In the authors’ view, marketing and management lie at the two ends of a continuum. The corner office executives often have a ruthlessly short-term and analytical perspective, whereas marketers tend to be highly holistic and emotional. And, when the ‘left-brained’ management brass meddles in marketing affairs, things often take an ugly turn.
The book offers a slew of issues that pit marketing against management often. Authors’ rationale is that marketing ideas ride high on emotions and weigh low on logic. Consequently, they do not appeal to the left-brain management. For a founder or a CXO, potential revenue takes precedence over aesthetics and perception unless you happen to have someone like Steve Jobs at the helm. Apparently, this is where most marketing problems creep up. CXOs, say the authors, often come up with bad strategies only to hang the blame on execution later. In deep fascination with their ‘better product’ agendas, top honchos, more times than not, end up reacting to market conditions. They try to mount an assault on the leader with better products. Their blinkered vision muddles the waters for marketers. ‘Different’ products or services are the best way to gain traction against a leader not ‘better’ products. Ries’ cite the example of Nintendo, which with its unique motion-sensitive controller whizzed past the likes of Sony and Microsoft and became number one in gaming-console market.
Ries’ continue their crusade against line-extensions in this book, too. According to the authors, management always wants to have a full-blown product line under one brand, whereas marketing prefers a narrow and focused product line. CEO and co. often take the power of their brand for granted. They stretch their brand to the extent till it stops to stand for anything.
Ries’ assert that a narrow focus improves operational efficiencies apart from building brand equity. This assertion is further backed up with case-studies of Chevrolet, Miller, Saturn, Motorola, etc.

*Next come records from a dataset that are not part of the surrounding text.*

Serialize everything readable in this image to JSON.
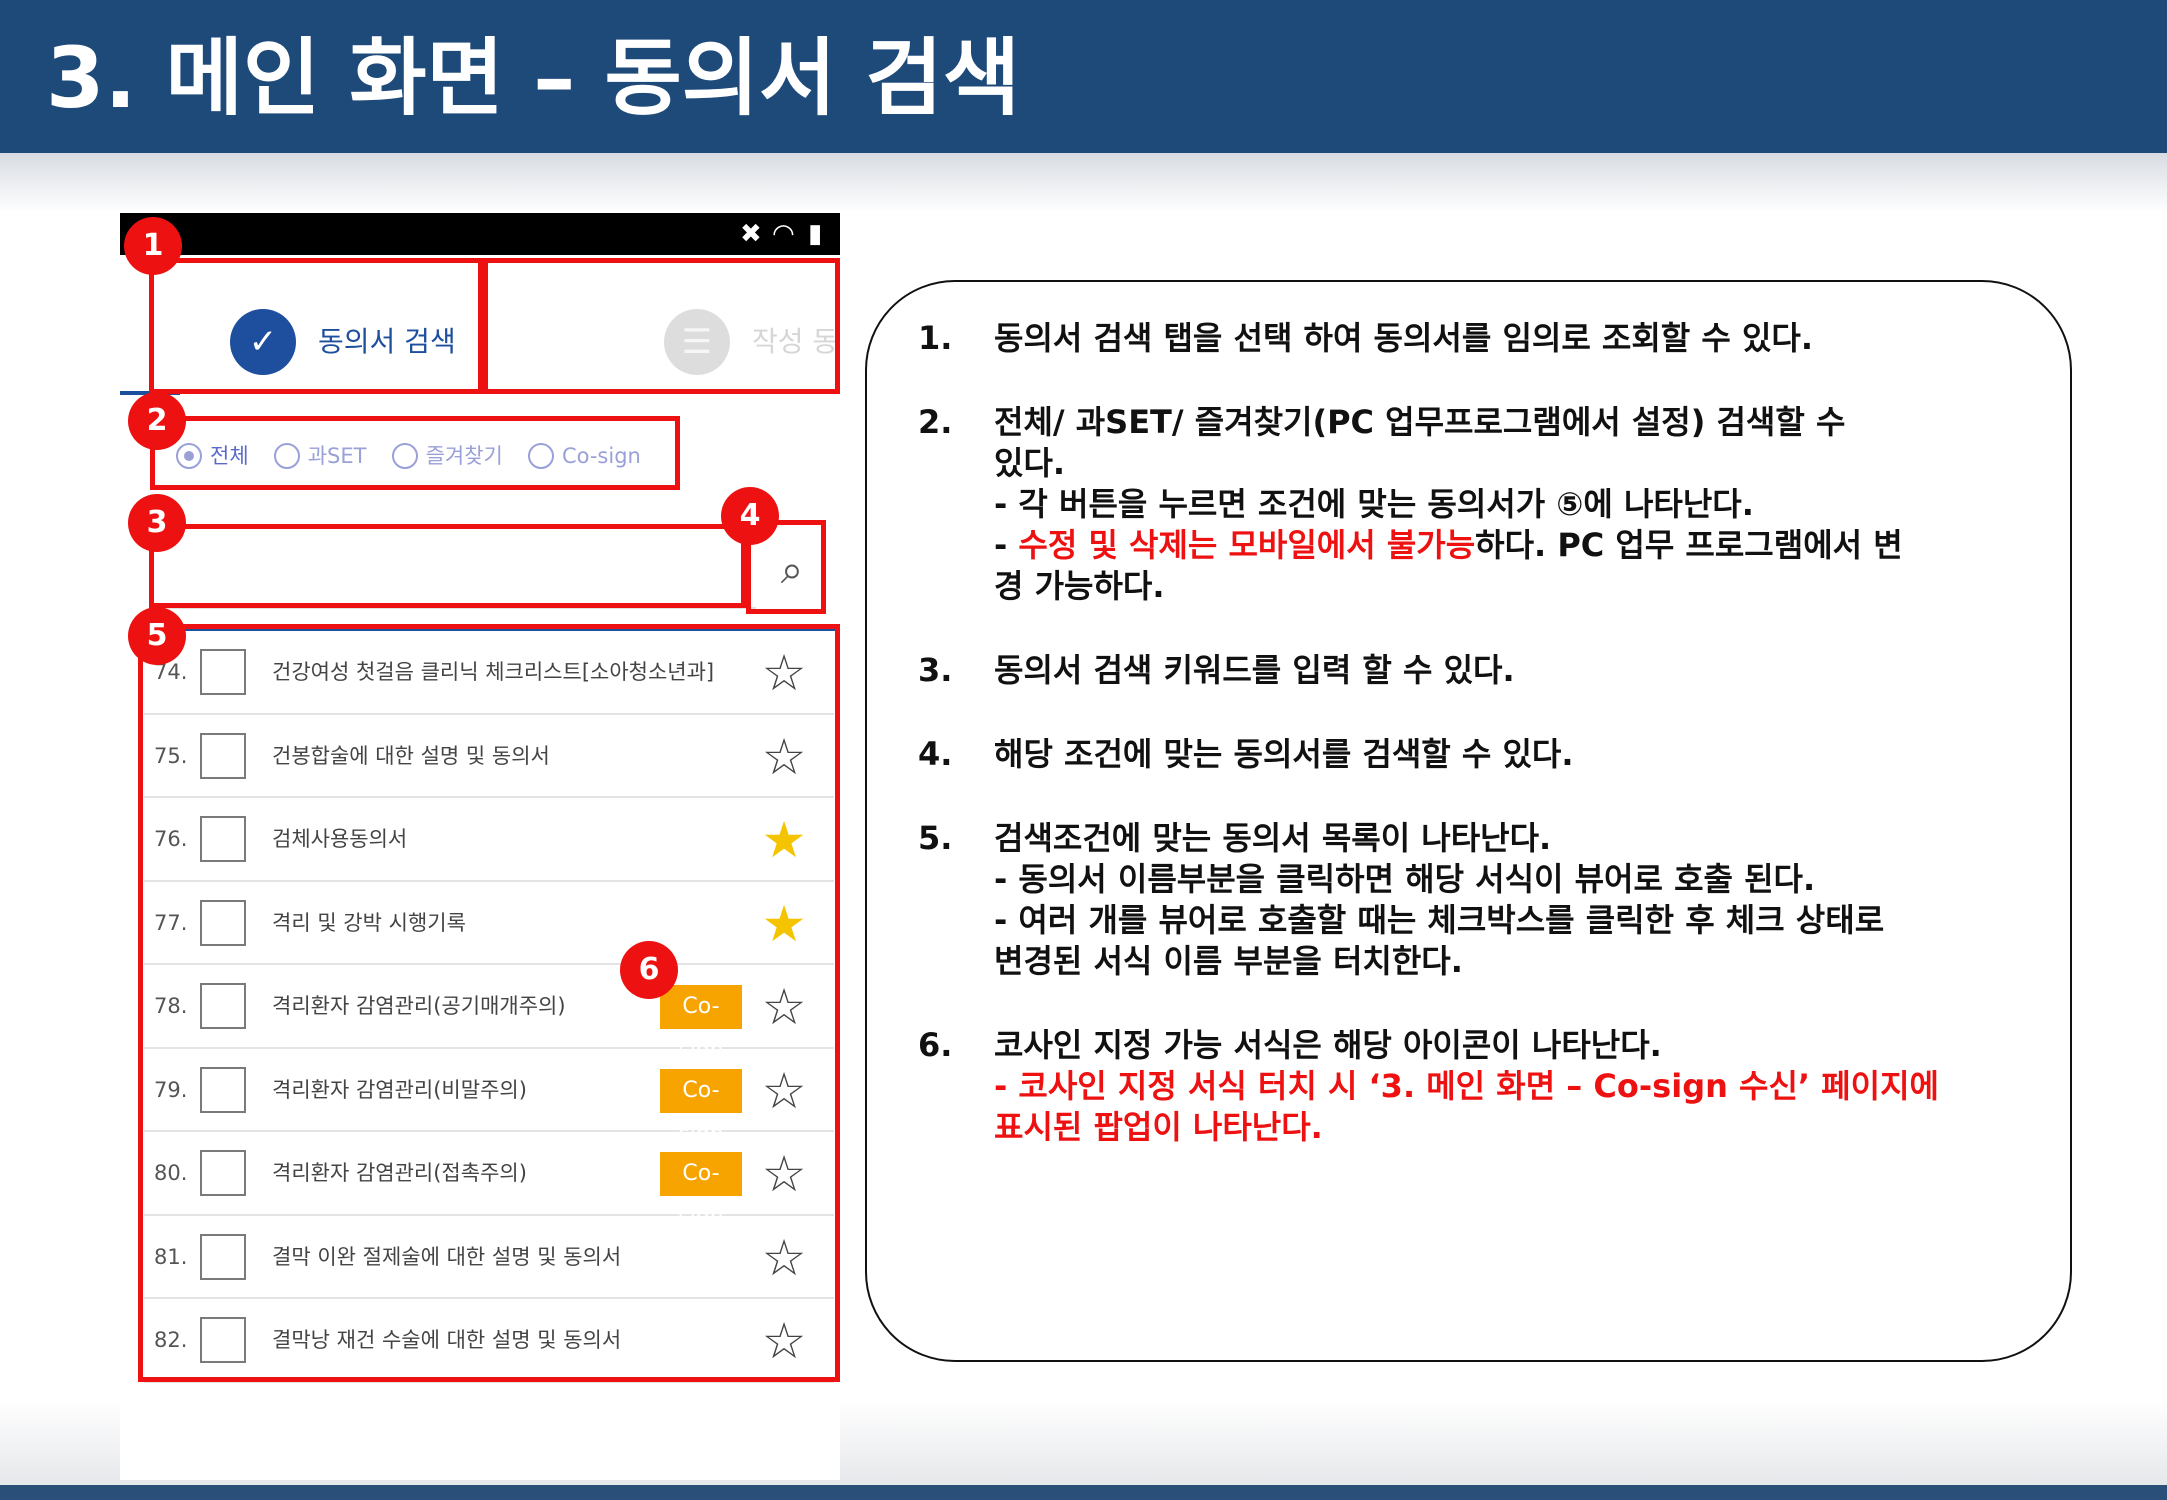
{
  "slide": {
    "title": "3. 메인 화면 – 동의서 검색"
  },
  "phone": {
    "status_icons": [
      "mute-icon",
      "wifi-icon",
      "battery-icon"
    ],
    "tabs": [
      {
        "label": "동의서 검색",
        "icon": "check-circle-icon",
        "selected": true
      },
      {
        "label": "작성 동의서",
        "icon": "stack-icon",
        "selected": false
      }
    ],
    "filters": [
      {
        "label": "전체",
        "checked": true
      },
      {
        "label": "과SET",
        "checked": false
      },
      {
        "label": "즐겨찾기",
        "checked": false
      },
      {
        "label": "Co-sign",
        "checked": false
      }
    ],
    "search": {
      "value": "",
      "icon": "search-icon"
    },
    "list": [
      {
        "num": "74.",
        "title": "건강여성 첫걸음 클리닉 체크리스트[소아청소년과]",
        "cosign": "",
        "favorite": false
      },
      {
        "num": "75.",
        "title": "건봉합술에 대한 설명 및 동의서",
        "cosign": "",
        "favorite": false
      },
      {
        "num": "76.",
        "title": "검체사용동의서",
        "cosign": "",
        "favorite": true
      },
      {
        "num": "77.",
        "title": "격리 및 강박 시행기록",
        "cosign": "",
        "favorite": true
      },
      {
        "num": "78.",
        "title": "격리환자 감염관리(공기매개주의)",
        "cosign": "Co-sign",
        "favorite": false
      },
      {
        "num": "79.",
        "title": "격리환자 감염관리(비말주의)",
        "cosign": "Co-sign",
        "favorite": false
      },
      {
        "num": "80.",
        "title": "격리환자 감염관리(접촉주의)",
        "cosign": "Co-sign",
        "favorite": false
      },
      {
        "num": "81.",
        "title": "결막 이완 절제술에 대한 설명 및 동의서",
        "cosign": "",
        "favorite": false
      },
      {
        "num": "82.",
        "title": "결막낭 재건 수술에 대한 설명 및 동의서",
        "cosign": "",
        "favorite": false
      }
    ]
  },
  "badges": [
    "1",
    "2",
    "3",
    "4",
    "5",
    "6"
  ],
  "description": [
    {
      "num": "1.",
      "lines": [
        {
          "text": "동의서 검색 탭을 선택 하여 동의서를 임의로 조회할 수 있다."
        }
      ]
    },
    {
      "num": "2.",
      "lines": [
        {
          "text": "전체/ 과SET/ 즐겨찾기(PC 업무프로그램에서 설정) 검색할 수"
        },
        {
          "text": "있다."
        },
        {
          "text": "- 각 버튼을 누르면 조건에 맞는 동의서가 ⑤에 나타난다."
        },
        {
          "prefix": "- ",
          "red": "수정 및 삭제는 모바일에서 불가능",
          "suffix": "하다. PC 업무 프로그램에서 변"
        },
        {
          "text": "경 가능하다."
        }
      ]
    },
    {
      "num": "3.",
      "lines": [
        {
          "text": "동의서 검색 키워드를 입력 할 수 있다."
        }
      ]
    },
    {
      "num": "4.",
      "lines": [
        {
          "text": "해당 조건에 맞는 동의서를 검색할 수 있다."
        }
      ]
    },
    {
      "num": "5.",
      "lines": [
        {
          "text": "검색조건에 맞는 동의서 목록이 나타난다."
        },
        {
          "text": "- 동의서 이름부분을 클릭하면 해당 서식이 뷰어로 호출 된다."
        },
        {
          "text": "- 여러 개를 뷰어로 호출할 때는 체크박스를 클릭한 후 체크 상태로"
        },
        {
          "text": "변경된 서식 이름 부분을 터치한다."
        }
      ]
    },
    {
      "num": "6.",
      "lines": [
        {
          "text": "코사인 지정 가능 서식은 해당 아이콘이 나타난다."
        },
        {
          "red_full": "- 코사인 지정 서식 터치 시 ‘3. 메인 화면 – Co-sign 수신’ 페이지에"
        },
        {
          "red_full": "표시된 팝업이 나타난다."
        }
      ]
    }
  ],
  "colors": {
    "title_bar": "#1e4a7a",
    "highlight": "#ee1111",
    "accent": "#1d4f9e",
    "cosign": "#f7a400",
    "star_on": "#f5c400"
  }
}
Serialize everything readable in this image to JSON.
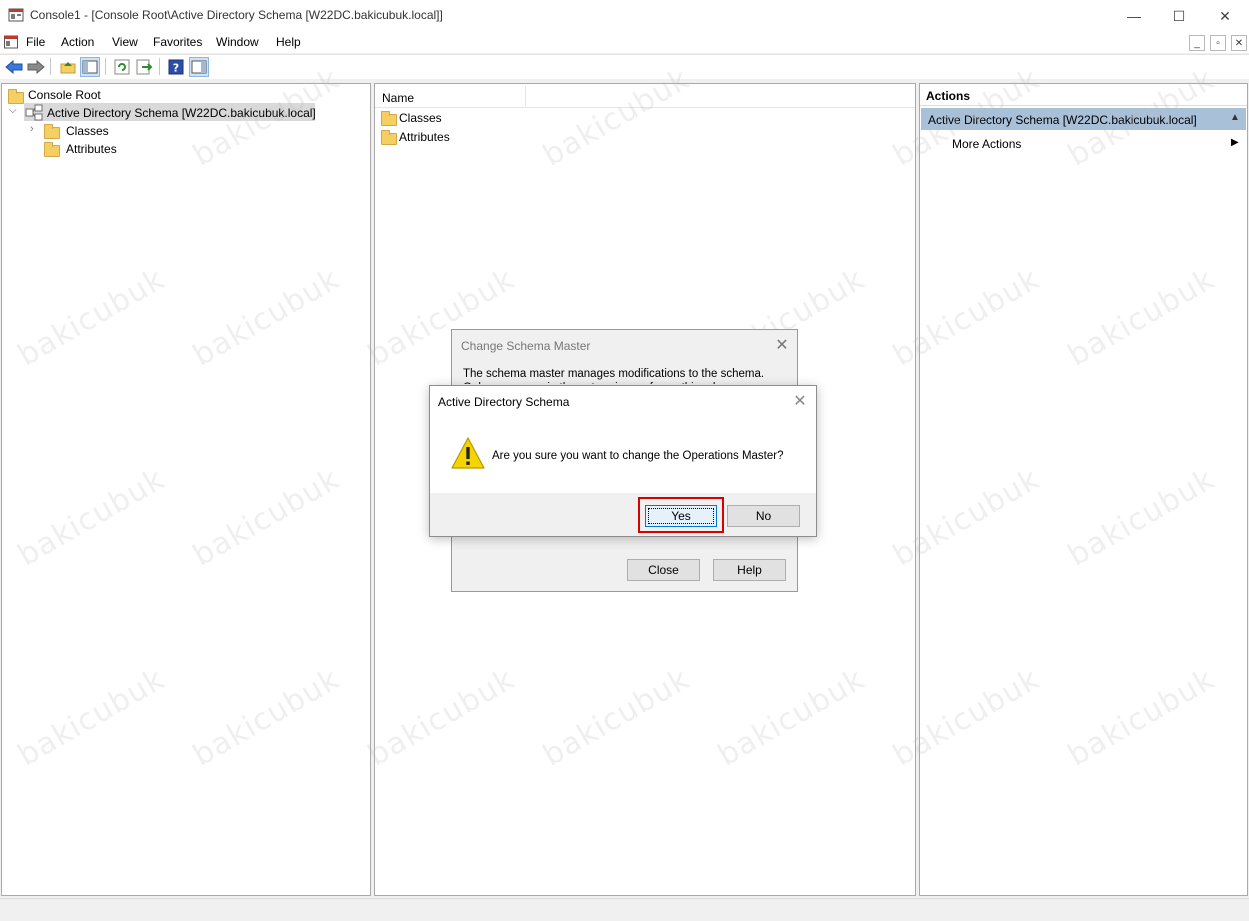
{
  "window": {
    "title": "Console1 - [Console Root\\Active Directory Schema [W22DC.bakicubuk.local]]",
    "minimize_glyph": "—",
    "maximize_glyph": "☐",
    "close_glyph": "✕"
  },
  "menu": {
    "items": [
      "File",
      "Action",
      "View",
      "Favorites",
      "Window",
      "Help"
    ]
  },
  "toolbar": {
    "icons": [
      "back-arrow-icon",
      "forward-arrow-icon",
      "up-folder-icon",
      "show-hide-tree-icon",
      "refresh-icon",
      "export-list-icon",
      "help-icon",
      "show-hide-action-pane-icon"
    ]
  },
  "tree": {
    "root": "Console Root",
    "schema_node": "Active Directory Schema [W22DC.bakicubuk.local]",
    "children": [
      "Classes",
      "Attributes"
    ]
  },
  "list": {
    "column_name": "Name",
    "items": [
      "Classes",
      "Attributes"
    ]
  },
  "actions": {
    "header": "Actions",
    "section": "Active Directory Schema [W22DC.bakicubuk.local]",
    "more_actions": "More Actions"
  },
  "back_dialog": {
    "title": "Change Schema Master",
    "description": "The schema master manages modifications to the schema. Only one server in the enterprise performs this role.",
    "close_label": "Close",
    "help_label": "Help"
  },
  "confirm_dialog": {
    "title": "Active Directory Schema",
    "message": "Are you sure you want to change the Operations Master?",
    "yes_label": "Yes",
    "no_label": "No"
  },
  "watermark": "bakicubuk",
  "colors": {
    "selection": "#a9c0d9",
    "highlight": "#d90000",
    "warning": "#f5d400"
  }
}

Of all, Motorola’s example stands out for having slipped itself into a bottomless quagmire of acquisitions and misguided innovations (read Iridium). Authors’ judgment is bang-on. It’s almost irresistible for most humans to suppress the overwhelming force of expansion. Urge to expand is logical and commonsensical. And it’s a classic left-brainer, too.
Ries’ also emphasize on the significance of being a first-mover in the minds of consumers. This view is quite contrarian to the one held by the most left-brain management types to whom being first in the market takes precedence over everything else. Authors also suggest ways to be the first in mind. Owning a strong association or an attribute; building your brands on PR than on advertising; contracting your focus, etc., according to authors, can help companies be the first in the minds.
Al and Laura also hit out at management types for their shortsightedness or naiveté in mistaking a great campaign for a single marketing shot. Ries’ take it to advertising agencies alleging that most agencies have now substituted the idea of ‘selling the product’ with ‘selling the creative’. Ries’ take this management vs. marketing battle to different domains within the goalposts of perceptions and reality. Finally, this is another must-read book for all Al Ries aficionados. I am not sure how much of contribution did Laura Ries get to make in this book; however, she does appear to have inherited the wisdom of her illustrious father. I eagerly anticipate her first solo release; one that would decisively underline her mettle as a marketing author.